Lorien Crow '07, a Western graduate who traveled to Bangladesh and Ghana and plans to join 
Hatcherson again for the January 2013 mission to Kolkata, said she has been changed “in ways I never could have imagined” by her past trips. “I’ve learned strange and wonderful things – how to assist in an operating room, how rural villages are affected by global warming, how children are educated in Ghana, what struggles mothers face to keep their children healthy, how my daily choices affect the livelihood of people far away,” Crow said.

“I like to think I’ve become a more compassionate individual, less concerned with myself and more concerned with those around me, near and far,” she added. “As a writer and professor, I get to share my experiences and interpretations of the world, and I hope to lead my future students on trips abroad. I 
don’t know of a single student who has traveled with Jeannie who has not returned with a renewed 
sense of purpose, and that translates into actions that benefit not just the university, but the entire community.”

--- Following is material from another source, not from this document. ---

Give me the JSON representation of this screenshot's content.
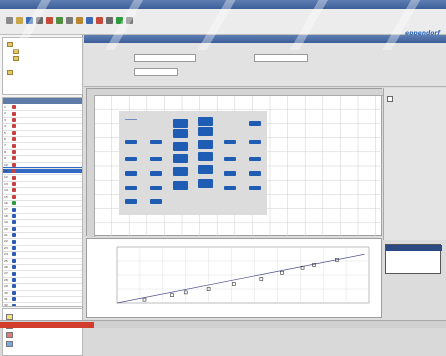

Mike Carlo '08 also found his participation in the Brazil and Ghana trips to be a life-changing 
experience that inspired him following his graduation from WCSU to serve for 27 months as a Peace 
Corps volunteer in the Ukraine. 

“These trips take you far outside your comfort zone and force you to think about who you really are and what you want to do in a whole new way,” Carlo remarked. “What really makes those trips special is 
that you’re not just traveling and seeing a new place through the window of a tour bus, but you’re 
actually working side-by-side with the local population, addressing a need in their community.
“While we did accomplish concrete and tangible things on both of my trips, I found the most 
significant takeaway was the exchange of cultures and ideas between our group and the local people, particularly in Ghana, where many of us were exposed to real poverty for the first time,” he recalled. 
“We encountered children who seemed not to know what it was like to smile, but by the end of the week, we had formed such a close bond with those kids that it was very difficult for us to leave.
“While I hope that our classroom and the basketball hoop we built went to good use,” he added, “I know the real impact we had that week was more about the way we made each other feel and the memories 
we made.”

Carlo’s humanitarian travel provided a fresh perspective for his 2008 trip with 11 other Western students
to Geneva, Switzerland, to study human rights issues and attend a session of the United Nations Human Rights Council. “I had traveled to some areas of the world with very real and pressing problems, and 
then got to sit in on meetings with world leaders and policy makers as they discussed what could be 
done about them,” he said.      

Hatcherson observed that humanitarian travel often influences future career choices, noting that several WCSU graduates who participated in humanitarian travel have gone on to work for nonprofit 
organizations, public health and other agencies with service missions. Perhaps the most important lesson
that students learn is their shared bond with the peoples of societies that seem so different from their 
own: “We have had the opportunity to work alongside people in these countries, learn about their social 
and economic conditions, and experience the sense of community that people can create anywhere in 
the world.

“I love seeing things though the eyes of our students for the first time, because it helps me to see 
familiar things in a new way,” Hatcherson said. “I always come back with more questions than answers.”